Here is a passionate and transfixing screen biography of Ludwig van Beethoven, who believed "music should strike a fire from a man." The film is propelled by a variety of soul-stirring passages from the prolific German composer's repertoire.

Following Beethoven's death in 1827, an undelivered letter in his hand addressed to "Immortal Beloved" is discovered. His longtime secretary Anton Felix Schindler takes it upon himself to track down this person to whom Beethoven has willed his fortune.

He meets with Countess Giulietta Guicciardi, the woman to whom the composer dedicated the "Moonlight Sonata." She recounts the onset of Beethoven's deafness and his refusal to subscribe to the conventional dictates of society.

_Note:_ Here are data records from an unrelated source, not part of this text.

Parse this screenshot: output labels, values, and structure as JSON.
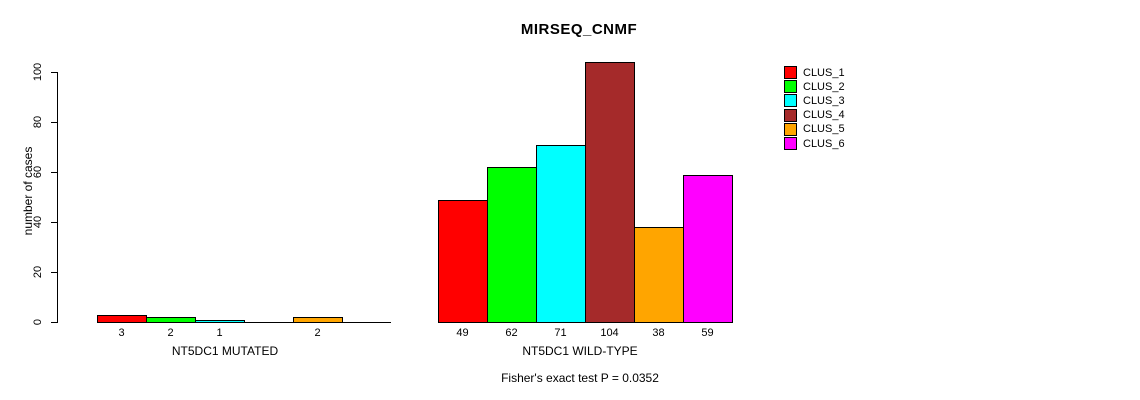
{
  "title": "MIRSEQ_CNMF",
  "annotation": "Fisher's exact test P = 0.0352",
  "y_axis": {
    "label": "number of cases",
    "ticks": [
      0,
      20,
      40,
      60,
      80,
      100
    ]
  },
  "legend": {
    "entries": [
      {
        "label": "CLUS_1",
        "color": "#ff0000"
      },
      {
        "label": "CLUS_2",
        "color": "#00ff00"
      },
      {
        "label": "CLUS_3",
        "color": "#00ffff"
      },
      {
        "label": "CLUS_4",
        "color": "#a52a2a"
      },
      {
        "label": "CLUS_5",
        "color": "#ffa500"
      },
      {
        "label": "CLUS_6",
        "color": "#ff00ff"
      }
    ]
  },
  "chart_data": {
    "type": "bar",
    "title": "MIRSEQ_CNMF",
    "xlabel": "",
    "ylabel": "number of cases",
    "ylim": [
      0,
      104
    ],
    "yticks": [
      0,
      20,
      40,
      60,
      80,
      100
    ],
    "grid": false,
    "legend_position": "right-outside",
    "series_names": [
      "CLUS_1",
      "CLUS_2",
      "CLUS_3",
      "CLUS_4",
      "CLUS_5",
      "CLUS_6"
    ],
    "series_colors": [
      "#ff0000",
      "#00ff00",
      "#00ffff",
      "#a52a2a",
      "#ffa500",
      "#ff00ff"
    ],
    "panels": [
      {
        "label": "NT5DC1 MUTATED",
        "values": [
          3,
          2,
          1,
          0,
          2,
          0
        ]
      },
      {
        "label": "NT5DC1 WILD-TYPE",
        "values": [
          49,
          62,
          71,
          104,
          38,
          59
        ]
      }
    ],
    "bar_value_labels": true,
    "annotation": "Fisher's exact test P = 0.0352"
  }
}
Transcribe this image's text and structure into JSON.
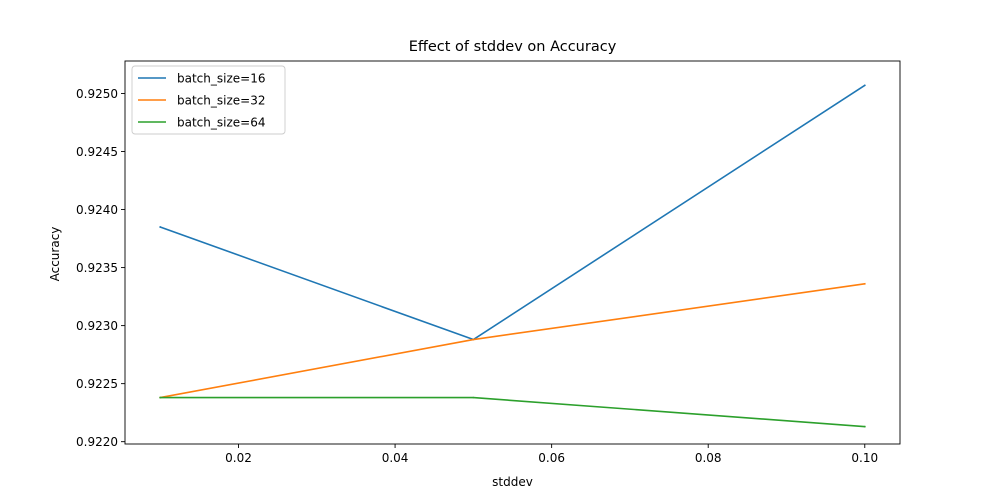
{
  "chart_data": {
    "type": "line",
    "title": "Effect of stddev on Accuracy",
    "xlabel": "stddev",
    "ylabel": "Accuracy",
    "x": [
      0.01,
      0.05,
      0.1
    ],
    "xlim": [
      0.0055,
      0.1045
    ],
    "ylim": [
      0.92198,
      0.92528
    ],
    "xticks": [
      0.02,
      0.04,
      0.06,
      0.08,
      0.1
    ],
    "xtick_labels": [
      "0.02",
      "0.04",
      "0.06",
      "0.08",
      "0.10"
    ],
    "yticks": [
      0.922,
      0.9225,
      0.923,
      0.9235,
      0.924,
      0.9245,
      0.925
    ],
    "ytick_labels": [
      "0.9220",
      "0.9225",
      "0.9230",
      "0.9235",
      "0.9240",
      "0.9245",
      "0.9250"
    ],
    "grid": false,
    "legend_position": "top-left",
    "series": [
      {
        "name": "batch_size=16",
        "color": "#1f77b4",
        "values": [
          0.92385,
          0.92288,
          0.92507
        ]
      },
      {
        "name": "batch_size=32",
        "color": "#ff7f0e",
        "values": [
          0.92238,
          0.92288,
          0.92336
        ]
      },
      {
        "name": "batch_size=64",
        "color": "#2ca02c",
        "values": [
          0.92238,
          0.92238,
          0.92213
        ]
      }
    ]
  }
}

Schindler also talks with Countess Anna Maria Erdody who provided a sanctuary for the musician during a difficult period of his life. Schindler's investigations next lead to Johanna, the widow of Beethoven's younger brother. The secretary recalls the composer's futile attempt to turn her son into a musical prodigy.

Bernard Rose has written and directed Immortal Beloved with a heightened sensitivity to the flashes of feeling and the flights of fantasy in Beethoven's inimitable creations. Bravo to Sir George Solti, who as music director has chosen a wonderful crosscut of selections from the composer's repertoire.

In Arabic, the word for absurdity means not being able to hear.